Yikes. What does Evergrande say?

It looks like things are set to go from bad to worse.

In a statement (PDF) on Tuesday, company officials said they expect contract sales to continue to decline this month, “leading to continued deterioration in cash collection by the Group, which in turn would put enormous pressure on the Group ‘s cash flow and liquidity “.

What has Evergrande done to try to avoid the crisis?

The firm has hired financial advisors Houlihan Lokey and Admiralty Harbor Capital to help “assess the group’s capital structure, assess the group’s liquidity and explore all feasible solutions to facilitate the current liquidity issue and come up with an optimal solution. for all stakeholders as soon as possible, “the board said in a statement Tuesday.

But so far other measures to raise money have failed. Evergrande said the sale of its huge 18,580-square-meter office tower in Hong Kong, the China Evergrande Center, “has not been completed on schedule.”

And so far it has been unable to sell some of its interests in its electric vehicle and real estate management weapons, Evergrande New Energy Vehicle Group Limited and Evergrande Property Services Group Limited.

How do investors react?

Nervously.

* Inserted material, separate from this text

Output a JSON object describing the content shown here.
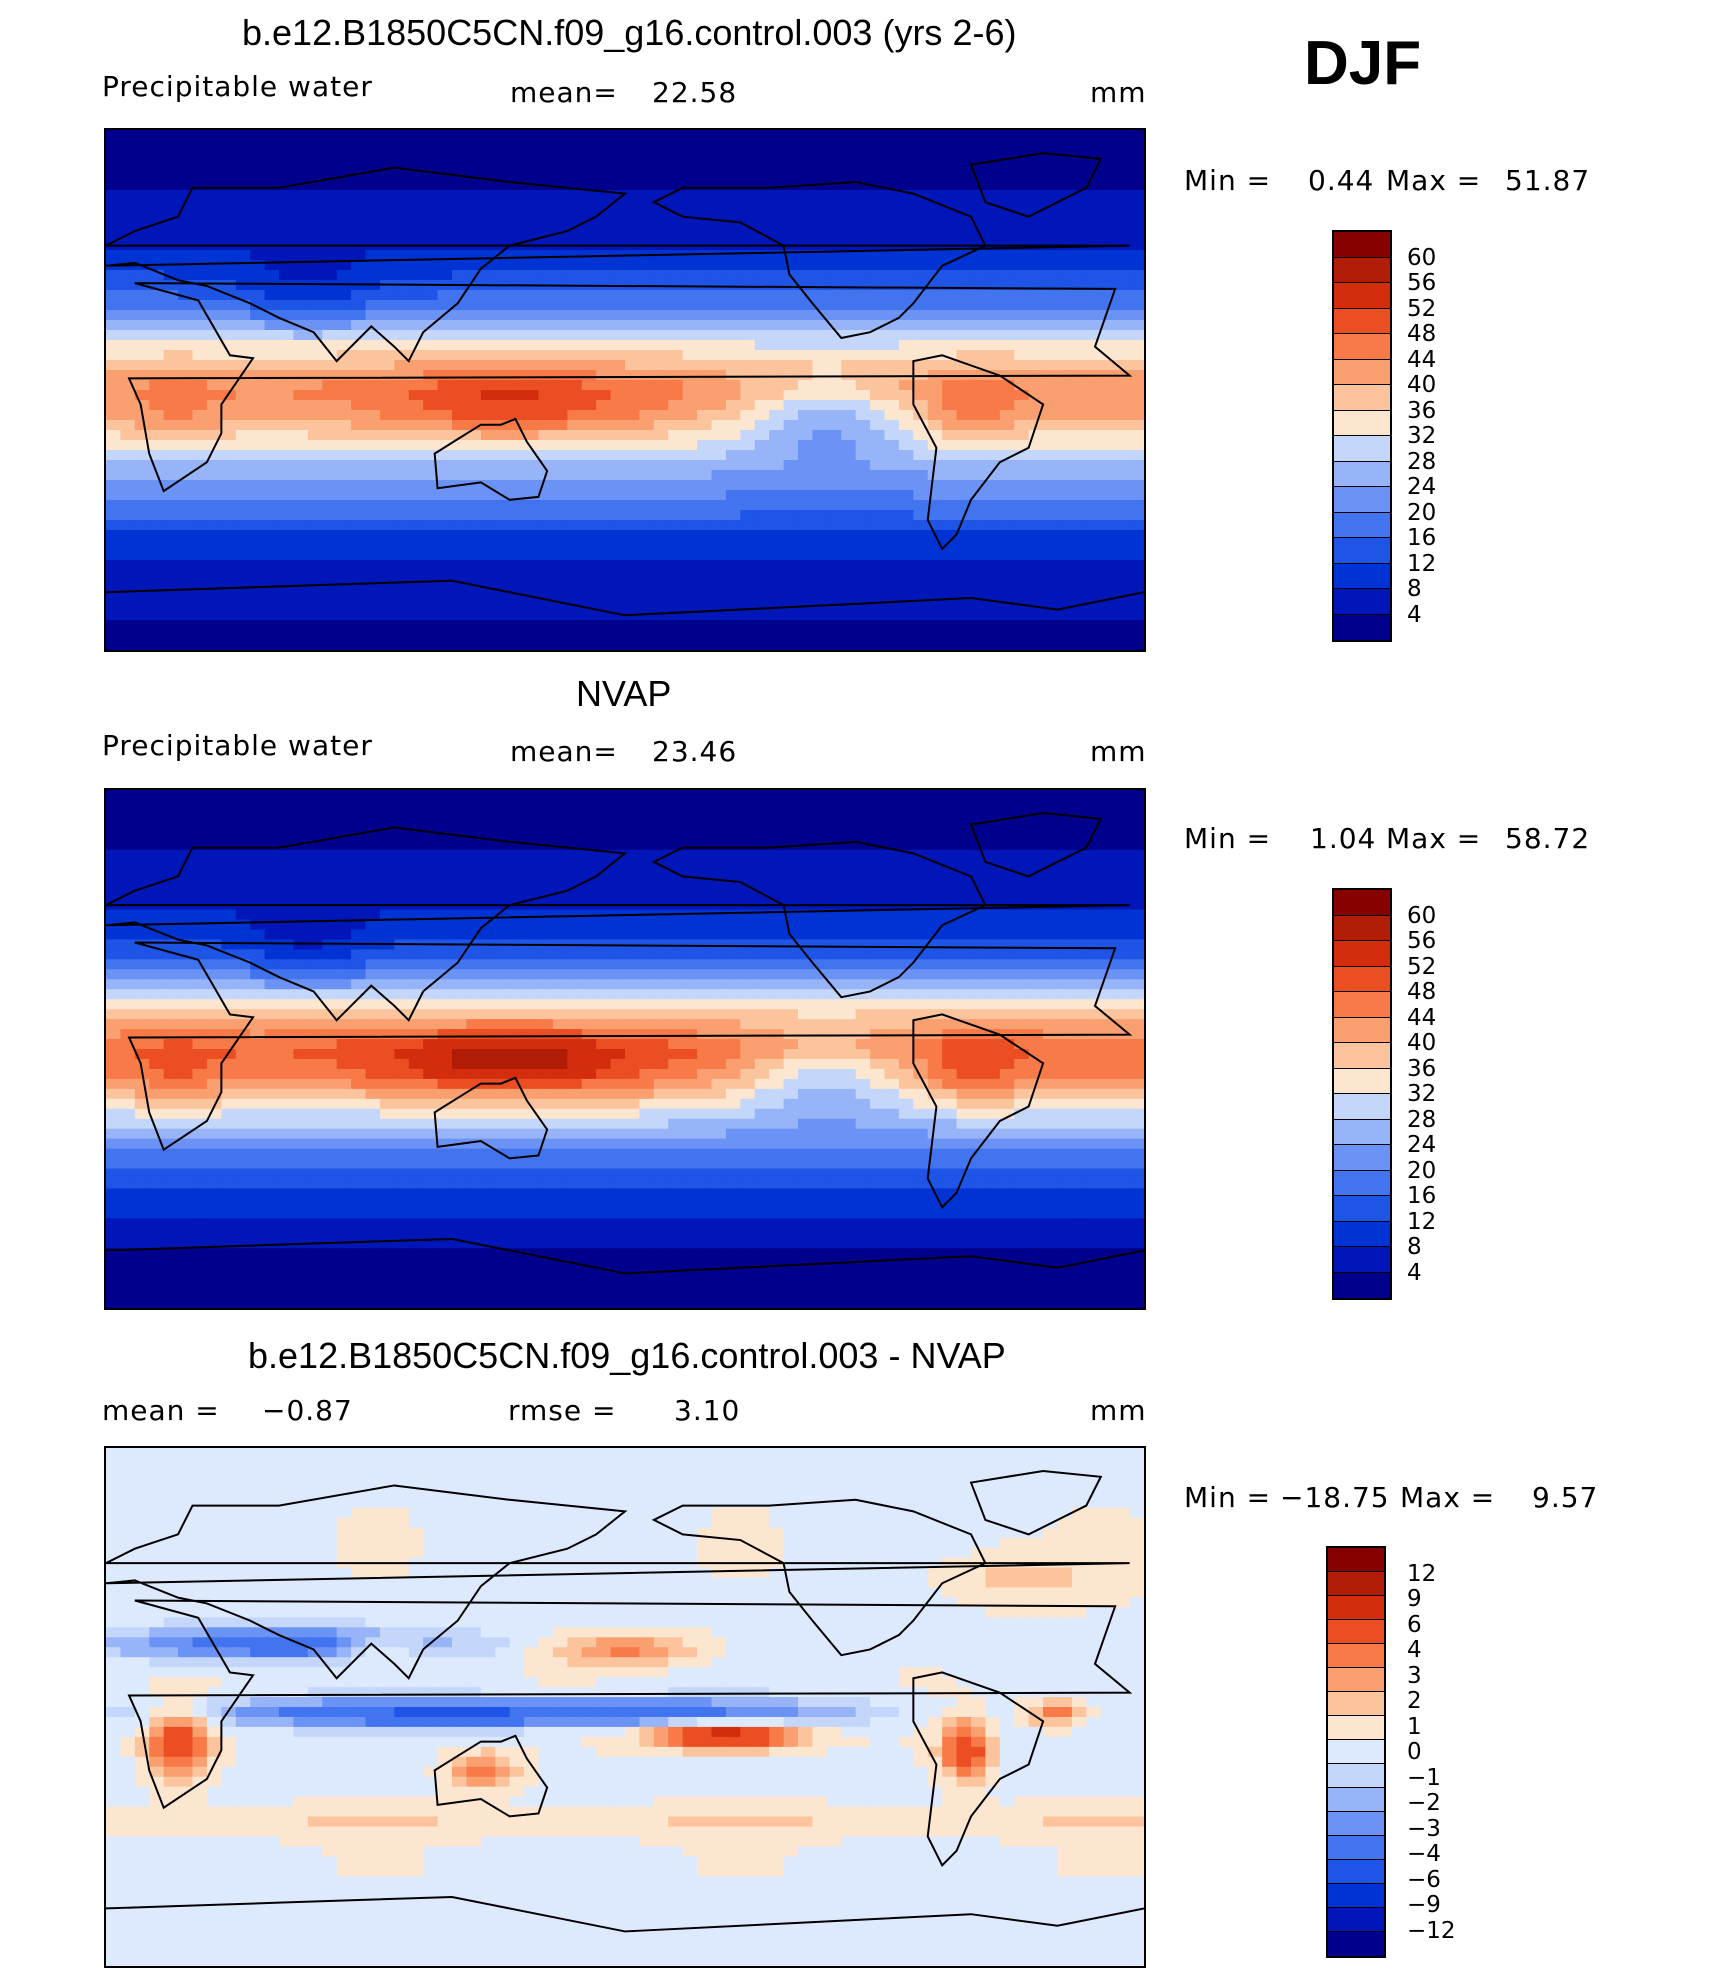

Evergrande shares have fallen 81% since the beginning of the year and their dollar bonds have fallen to record lows.

Moody’s investor service downgraded Evergrande and its subsidiaries on Sept. 7, citing a negative outlook. Fitch Ratings made the same move, downgrading the company’s rating and writing that it believes it “is likely to be some kind of default.”

What will happen then?

That is the billion dollar question. Evergrande has about $ 84 billion in interest on dollar-denominated bonds maturing on Sept. 23, according to Bloomberg News.

But the firm’s board of directors seems to be prepared for the worst.

“Given the difficulties, challenges and uncertainties in improving its liquidity as mentioned above, there is no guarantee that the Group will be able to meet its financial obligations under the financing documents and other relevant contracts,” the council said in a statement Tuesday.

“If the Group is unable to meet its obligation to guarantee or repay any debt when it is paid or agreed with the relevant creditors on the extensions of these debts or alternative agreements, it may lead to a cross default under the Group’s existing financing agreements. and relevant creditors demanding accelerated amortization, ”they added.

And what about the Chinese government?

All eyes are also on the Chinese government to see if it will intervene and help Evergrande out of the crisis. Guangdong authorities have already rejected at least one bailout request from the firm’s founder, Bloomberg News reports.

But allowing Evergrande to fail could have serious effects across China, causing both financial unrest and civil unrest, two things that President Xi Jinping and his risk-averse government are keen to avoid.